Geri çekilme ve temsil oranını azaltma

Ancak zirveye katılan taraflar, birçok İslami ve siyasi çevrede reddedilme yankıları sonrasında durumun ciddiyetini, çabucak tersine çevirmiş gibi görünüyor. Öyle ki Suudi Arabistan Kralı Selman bin Abdulaziz, Malezya Başbakanı Mahathir Muhammed ile bir telefon görüşmesi gerçekleştirdi. Görüşmenin detayları henüz açıklanmadı. Şarku’l Avsat’ın Independent Arabia’dan aktardığı habere göre taraflar, Başbakan Muhammed’in muhtemelen Suudi Arabistan Kralı’na güven vermeye çatıştığını belirtti. Suudi Arabistan Haber Ajansı (SPA) da Suudi Arabistan Kralı’nın, Mahathir Muhammed’e İİT kapsamında çalışmanın önemli olduğunu belirtti.

Zirveden bir gün önce, söz konusu faaliyeti değersizleştirme adımları da hızlandı. Öyle ki daha önce katılma kararı veren Endonezya ve Pakistan, katılmaktan vazgeçtiklerini açıkladı. Pakistan basınına göre Başbakan İmran Han, zirveye katılamayacağını ve temsilen Dışişleri Bakanı’nın katılım göstereceğini belirtti.

Mahathir, daha önce Katar merkezli el-Cezire TV’ye yaptığı açıklamada, İslami kalkınmayı yeniden canlandırmak için Türkiye, Malezya ve Pakistan arasındaki üçlü işbirliği mekanizmasının önemine dikkati çekti. Ancak şu an söz konusu mekanizma, İran ve Katar’ın da katılımıyla üçlü yerine beşli bir mekanizma oldu.

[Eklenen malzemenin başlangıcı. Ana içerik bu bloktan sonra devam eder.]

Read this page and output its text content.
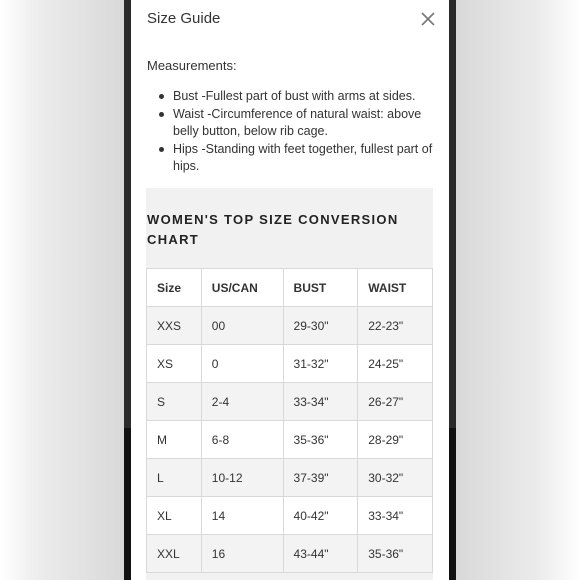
Size Guide
Measurements:
Bust -Fullest part of bust with arms at sides.
Waist -Circumference of natural waist: above belly button, below rib cage.
Hips -Standing with feet together, fullest part of hips.
WOMEN'S TOP SIZE CONVERSION CHART
Size	US/CAN	BUST	WAIST
XXS	00	29-30"	22-23"
XS	0	31-32"	24-25"
S	2-4	33-34"	26-27"
M	6-8	35-36"	28-29"
L	10-12	37-39"	30-32"
XL	14	40-42"	33-34"
XXL	16	43-44"	35-36"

Malezya Başbakanı, bu ülkelerin, İslam dünyasında ‘modern teknolojiye ayak uydurulmasının yanı sıra savunma, egemenliğin korunması, ekonomik kalkınma, kültür, adalet ve özgürlük değerleri’ gibi birçok alanı kapsayan geniş bir İslami işbirliğinin başlangıcı çerçevesinde bir çekirdek oluşturacağını vurguladı.

Hz. Osman’ın gömleği: Filistin

Her zamanki gibi Mahathir Muhammed açısından, İİT’den kopan oluşumun varlığı için ikna edici sebeplerden biri de Filistin davası. Geçen Ramazan zirvesinde ise “Yüzyılın Anlaşması’na” atıfla Kudüs’ü hedefleyen her türlü anlaşmanın reddedilmeye devam edileceği belirtilmişti.

İİT, o tarihte “Zirve sonuçları, üç ana belgeyi içeriyor; Karar, Sonuç Beyanı ve Mekke Beyannamesi. Yani Filistin ve Kudüs hakkındaki 37 sayılı fıkrada geçen kararın tamamı; Filistin ve Arap toplumunun tavrını, önceki uluslararası meşruiyet kararlarını ve zirveleri onaylıyor. Sonuç Beyanı ve Mekke Beyannamesi’nin her biri, Suudi Arabistan Kralı Selman bin Abdulaziz, İİT Genel Sekreteri, Arap ve Müslüman alimlerin Filistin’in yanında sergilediği açık duruşu içeriyor” açıklamasında bulundu.

Zirvenin sonuç beyanında, “uluslararası meşruiyet uyarınca Filistin halkının meşru haklarıyla uyumlu olmayan ve uluslararası yasalara aykırı olan her türlü çözüm önerisinin reddedildiğine” dikkat çekildi.

Ancak bölge ülkelerin siyasi işlerini takip edenler, ABD’nin İran yaptırımlarının yanı sıra Türkiye’nin Libya hususundaki askeri hareketiyle birlikte Katar’ın, “2017 yılından bu yana onları boykot eden dörtlü ülkeler” ve “kendi tarafları” arasında sağlanması beklenilen uzlaşıya yönelik isteksizliğinin, üç ülkeye destek vermeyen İslami sınıfı parçalama girişiminden kaynaklı olduğunu belirtti.

Öte yandan Türkiye Cumhurbaşkanı Recep Tayyip Erdoğan, ülkesinin “Türkiye, Pakistan ve Malezya” arasındaki, Mahathir Muhammed direktifleriyle oluşan üçlü mekanizmaya destek vermeyi sürdüreceğine dikkati çekti. Erdoğan ayrıca, bu mekanizmanın “ümmetin birliğini korumak” için oluşturulduğunu vurguladı.

Türkiye Cumhurbaşkanı, “Güneydoğu Asya Ülkeleri Birliği ile diyalog ortaklığı çerçevesinde, Malezya’ya büyük bir önem veriyoruz. Çünkü başta Filistin davası ve Myanmar’daki Rohingyalı Müslümanların acıları gibi birçok konuda ortak bir duruşa sahibiz” diyerek, bu krizlere çözümler bulmak için Malezya ile işbirliğini geliştirme taahhüdünde bulundu.

Aktif kuruluş

Suudi Arabistan ve İslam camiasının beşli mekanizmayı kınama sebepleri arasında, “mekanizma üyelerinin, İİT üyeleri olmasi ve bu bünyede çalışabilmesi gerekliliği” de bulunuyor. İİT; 57 İslam ülkesinde toplumsal ve ekonomik kalkınmayı teşvik eden, su kaynakları, enerji, kadın sağlığı ve eğitim kalitesini artırmak için yeni teknolojilerin tanıtımı ve burs programları alanlarında hizmet veren, İslami Kalkınma Bankası gibi uzman kuruluşlar aracılığıyla somut şekilde aktif faaliyetler yürüten, Birleşmiş Milletler’den (BM) sonraki en büyük örgüt olarak sayılıyor.

İİT ayrıca, siyasi, ekonomik, kültürel, medya, bilimsel, sosyal ve insani yardım alanlarında hizmet veren 34 uzman kuruluşa sahip.

20 yıllık eylem programının, ilki 2005 yılında Mekke’de ve ikincisi 2016 yılında İstanbul’da onaylanması gibi önemli birçok karar aldı.